Le maître d’ouvrage (SNCF Réseau) est chargé d’organiser la concertation, la CNDP n’ayant pas considéré, en septembre 2015, qu’il soit nécessaire d’organiser un nouveau débat public.

Cette concertation est essentielle pour que le public soit en mesure d’exercer le droit à l’information et à la participation que lui reconnait la Constitution.  Pour les phases 1 et 2 du projet, elle pourrait constituer le dernier grand moment de dialogue prévu avec le public, avant que ne s’engage, le cas échéant, les étapes successives de la décision publique : enquête publique, avis du Conseil d’Etat puis déclaration d’utilité publique.

Il est donc important pour tous que cette phase de concertation s’engage dans la clarté.

Le programme de cette nouvelle phase de concertation a été préparé par le maître d’ouvrage, les collectivités qui cofinancent les études et moi-même, avant d’être approuvé le 1er avril 2019 par le Comité des cofinanceurs du projet. Il répond à l’essentiel des attentes formulées par les associations lors du collège des acteurs réuni en mars 2019.

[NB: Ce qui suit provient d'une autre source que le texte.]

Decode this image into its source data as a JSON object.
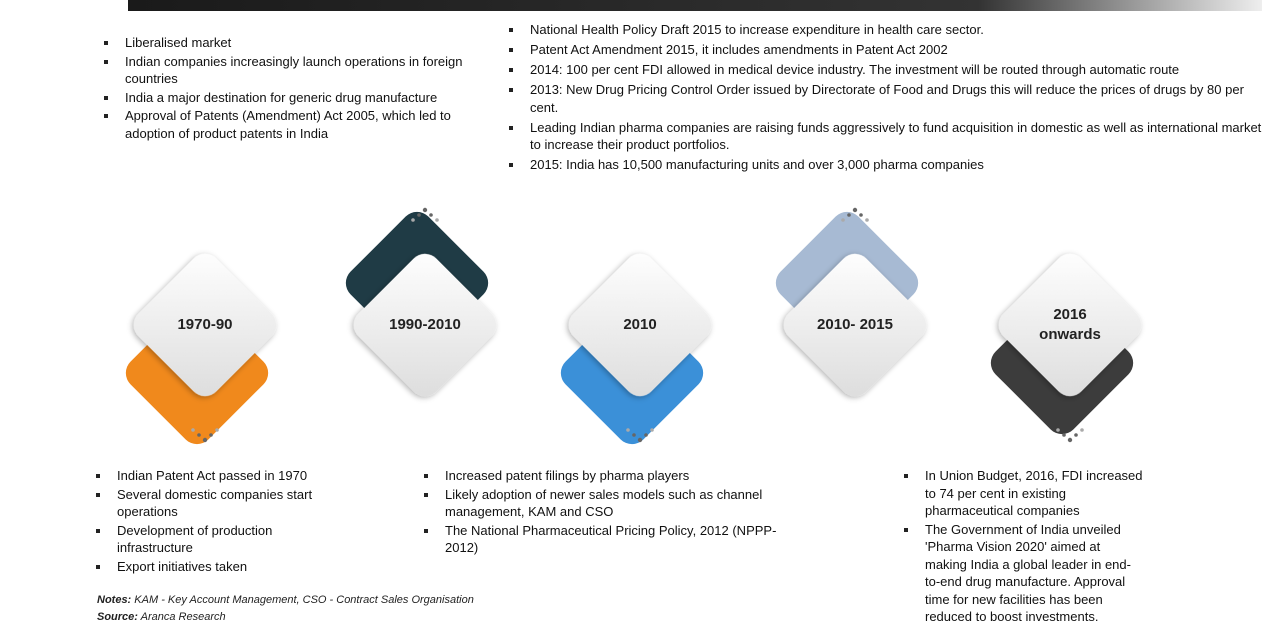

A l’occasion de l’examen du rapport que j’avais rendu à la Commission nationale du débat public après la phase de concertation de 2016, celle-ci avait insisté sur la nécessité de poursuivre la démarche de concertation, en souhaitant qu'une attention particulière soit accordée aux questions du public portant sur la saturation du réseau, sur le bilan socio-économique et sur le plan de financement du projet, ainsi que sur la prise en compte des risques environnementaux. Des ateliers permettront de dialoguer plus précisément sur ces points.

Le maître d’ouvrage ne sera toutefois pas en mesure de faire part de propositions sur le plan de financement du projet, compte tenu de la lettre ministérielle du 4 mars 2019. Cette absence devra être comblée, au moins sur le plan de l’information du public, avant une éventuelle enquête publique.

Je souhaite à chacun de participer à cette nouvelle phase de concertation au mieux de ses propres préoccupations.